As far as the Ardbeg special releases go, this impossible-to-pronounce beauty (sometimes referred to as ‘The Beast’) is pretty much gone. There may be a few dusty bottles left on shelves, but as the world has moved on to whirlpools and alligators, this post betrays that I am once again late to the party. I found this one on offer at a bar outside of Boston, MA for some exorbitant price. Knowing that it’s soon to be a relic, I sprung for a glass.
One thing I love about Ardbeg – although peatier than a mouthful of Scottish fen, the special releases often show a dizzying range of eccentric flavors. While I’m not a huge fan of the standard 10 year (I think it’s overpriced and not as good as Lagavulin 16 or Laphroaig QC), the special releases almost always blow me away and The Beast is no exception. It’s around 16 years of age, and named for one of the lochs above the distillery and means ‘Valley of the Beast’ in Gaelic.

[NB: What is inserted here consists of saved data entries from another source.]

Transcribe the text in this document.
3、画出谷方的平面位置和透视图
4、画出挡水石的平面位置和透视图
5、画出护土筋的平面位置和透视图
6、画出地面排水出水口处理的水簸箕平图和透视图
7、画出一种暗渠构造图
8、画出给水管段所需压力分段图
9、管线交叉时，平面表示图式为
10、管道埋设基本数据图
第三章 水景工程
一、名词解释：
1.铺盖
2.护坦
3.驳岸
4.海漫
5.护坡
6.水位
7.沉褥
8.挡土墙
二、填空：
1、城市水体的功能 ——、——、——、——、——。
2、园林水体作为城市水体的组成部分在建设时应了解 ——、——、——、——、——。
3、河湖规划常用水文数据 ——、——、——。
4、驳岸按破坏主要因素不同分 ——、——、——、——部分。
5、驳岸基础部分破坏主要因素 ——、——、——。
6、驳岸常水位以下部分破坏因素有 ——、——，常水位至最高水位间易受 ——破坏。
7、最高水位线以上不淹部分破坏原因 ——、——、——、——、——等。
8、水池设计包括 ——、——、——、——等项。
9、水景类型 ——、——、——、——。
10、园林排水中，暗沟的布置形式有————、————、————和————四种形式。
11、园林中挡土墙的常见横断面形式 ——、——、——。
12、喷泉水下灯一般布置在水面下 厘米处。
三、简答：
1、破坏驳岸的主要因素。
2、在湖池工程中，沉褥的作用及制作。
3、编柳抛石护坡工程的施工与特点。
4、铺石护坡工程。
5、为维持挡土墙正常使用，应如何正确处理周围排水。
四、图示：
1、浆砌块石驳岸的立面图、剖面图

Nose: Starts with a typical peated nose. This evolves quickly into nuanced citrus and spice notes: laden with blood orange peel, coriander, salty morels in a wine reduction, and delicate oak. Water sweetens but very much dulls the nose, while coaxing out a little caramel with smoked salt.
Palate: A torrent of smoke and peat. Meaty and salty. Charred pork on the barbecue. Smouldering wood chips. The char grows in the mouth, turning from charcoal and tar to muddy moss and burning underbrush, and finally to sweet roasted peaches and toasted pine nuts. A few drops of water brings out a fudgy brownie note, at the expense of some of the intensity of that peat blast.
Finish: Predictably long (you’ll be scrubbing it out of your teeth in the morning), with some surprising dark chocolate nibs, freshly roasted coffee beans, and a fading marshmellowy malted milk, which coats the walls of the mouth. The finish is totally foreign to the palate notes, and is the best part. As the last notes fade, there is a little wintergreen and, of all things, sour apple.
Overall: Like Willy Wonka’s Three-Course-Dinner Gum you get a salty, nutty appetizer, a main course of roasted barbecue pork, a dessert of roasted peaches, a cup of chocolatey coffee and an after-dinner mint! Amazing. As you’re unlikely to find a bottle outside of auctions, I suggest keeping an eye out for a lonely bottle at a bar or a sample to bum off a friend. It’s an experience.
Don’t bother with the drops of water: tackle this one in its full, undiluted glory first.